Comparison is the killer of all joy. Remember… everyone is dealing with something even if they’re making a killer loaf of Pinterest-worthy banana bread or posing on top of the Eiffel Tower glass of wine and fresh baguette in hand. We’re all just dealing with something different.

This is just a moment in time

This moment… of being unemployed, of struggling with your business, of worrying over how to pay your bills, of not being in your dream job yet…. it’s just a moment in time. Time is fleeting and passes quickly. It can all change overnight. 

When you’re having one of those days where it all feels hopeless, avoid the temptation to spiral into the belief that “the world is ending and I’m never going to get out of this situation.”  You’re just having a bad day. It’s kind of like plummeting at 60 mph to the bottom of the rollercoaster. Scary as hell and maybe left us a little queasy but keep in mind that what goes down must come back up!

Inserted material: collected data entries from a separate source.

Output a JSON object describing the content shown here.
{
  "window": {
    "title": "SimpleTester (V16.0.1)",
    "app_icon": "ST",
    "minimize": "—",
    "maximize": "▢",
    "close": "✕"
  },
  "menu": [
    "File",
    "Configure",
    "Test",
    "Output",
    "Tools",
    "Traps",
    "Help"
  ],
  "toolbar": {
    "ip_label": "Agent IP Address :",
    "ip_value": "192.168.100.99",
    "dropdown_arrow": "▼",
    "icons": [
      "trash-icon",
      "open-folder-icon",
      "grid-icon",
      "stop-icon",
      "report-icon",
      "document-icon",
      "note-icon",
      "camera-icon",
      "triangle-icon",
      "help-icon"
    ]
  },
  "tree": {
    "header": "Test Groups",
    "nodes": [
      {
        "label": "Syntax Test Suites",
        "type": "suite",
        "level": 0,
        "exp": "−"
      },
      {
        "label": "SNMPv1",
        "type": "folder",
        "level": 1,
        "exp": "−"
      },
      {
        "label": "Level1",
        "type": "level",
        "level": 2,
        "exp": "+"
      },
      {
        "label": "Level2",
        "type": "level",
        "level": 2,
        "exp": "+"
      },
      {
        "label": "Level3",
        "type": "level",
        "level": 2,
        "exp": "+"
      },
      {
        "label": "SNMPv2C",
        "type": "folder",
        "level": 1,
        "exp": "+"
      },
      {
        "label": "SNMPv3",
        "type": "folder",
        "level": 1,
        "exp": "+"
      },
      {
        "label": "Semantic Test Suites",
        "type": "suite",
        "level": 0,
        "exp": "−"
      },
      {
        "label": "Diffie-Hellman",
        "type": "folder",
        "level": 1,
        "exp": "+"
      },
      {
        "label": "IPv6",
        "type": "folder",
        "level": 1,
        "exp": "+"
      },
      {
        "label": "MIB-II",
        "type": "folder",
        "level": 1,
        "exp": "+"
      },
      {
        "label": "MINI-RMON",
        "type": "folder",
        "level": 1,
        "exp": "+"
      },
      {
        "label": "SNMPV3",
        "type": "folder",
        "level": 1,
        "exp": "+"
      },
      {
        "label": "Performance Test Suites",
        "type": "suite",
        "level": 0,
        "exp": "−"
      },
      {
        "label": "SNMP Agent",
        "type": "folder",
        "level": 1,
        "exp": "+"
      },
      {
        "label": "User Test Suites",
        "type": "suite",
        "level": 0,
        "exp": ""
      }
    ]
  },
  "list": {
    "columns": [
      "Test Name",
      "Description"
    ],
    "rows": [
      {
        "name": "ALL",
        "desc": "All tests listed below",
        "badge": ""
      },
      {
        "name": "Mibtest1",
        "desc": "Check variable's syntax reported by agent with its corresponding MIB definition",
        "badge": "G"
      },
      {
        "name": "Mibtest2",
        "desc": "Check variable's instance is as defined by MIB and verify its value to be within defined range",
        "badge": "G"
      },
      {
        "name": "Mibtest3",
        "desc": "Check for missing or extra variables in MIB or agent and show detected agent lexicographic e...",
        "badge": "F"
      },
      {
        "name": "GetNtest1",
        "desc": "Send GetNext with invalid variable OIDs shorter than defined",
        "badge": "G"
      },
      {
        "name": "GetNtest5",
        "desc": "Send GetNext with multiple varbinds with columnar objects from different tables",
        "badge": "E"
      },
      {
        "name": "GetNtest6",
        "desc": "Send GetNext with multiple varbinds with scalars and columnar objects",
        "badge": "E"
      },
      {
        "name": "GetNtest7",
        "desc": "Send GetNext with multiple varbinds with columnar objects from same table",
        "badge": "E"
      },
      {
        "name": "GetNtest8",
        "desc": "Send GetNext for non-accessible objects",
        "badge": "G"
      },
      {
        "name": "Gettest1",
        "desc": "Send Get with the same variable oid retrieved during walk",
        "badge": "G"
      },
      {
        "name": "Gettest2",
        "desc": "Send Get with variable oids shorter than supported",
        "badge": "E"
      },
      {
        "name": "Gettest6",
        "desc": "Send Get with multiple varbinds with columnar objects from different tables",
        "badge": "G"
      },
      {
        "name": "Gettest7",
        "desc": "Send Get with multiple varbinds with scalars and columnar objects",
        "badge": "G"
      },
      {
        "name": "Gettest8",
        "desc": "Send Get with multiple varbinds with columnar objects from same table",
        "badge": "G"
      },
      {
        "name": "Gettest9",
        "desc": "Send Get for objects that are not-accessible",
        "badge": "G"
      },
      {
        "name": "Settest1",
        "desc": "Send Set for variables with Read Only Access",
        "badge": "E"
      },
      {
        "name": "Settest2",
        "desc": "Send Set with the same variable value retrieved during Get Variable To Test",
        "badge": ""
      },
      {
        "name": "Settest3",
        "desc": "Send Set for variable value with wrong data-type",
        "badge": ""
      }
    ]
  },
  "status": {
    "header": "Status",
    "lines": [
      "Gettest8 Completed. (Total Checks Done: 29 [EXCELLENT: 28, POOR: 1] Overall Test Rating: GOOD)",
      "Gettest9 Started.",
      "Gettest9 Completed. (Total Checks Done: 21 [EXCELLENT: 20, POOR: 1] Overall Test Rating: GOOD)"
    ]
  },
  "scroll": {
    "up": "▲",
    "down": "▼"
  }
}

Work on what you define as “success”

Success comes in all shapes and sizes and people define it differently for themselves based on their core values.  What are your core values? If family and friends are something you value then success can be as simple as increasing the quality time spent with them.

If giving back to your community and making a difference in the world is a core value then seek out all the places you’re already doing that whether you make money doing it or not.

For me, success is making a difference in one person’s life each day. Whether it’s offering to help someone out who needs it, having a meaningful conversation with a friend or reaching just one person through my writing who needs to hear that particular message that day….my self-worth and value  is priceless.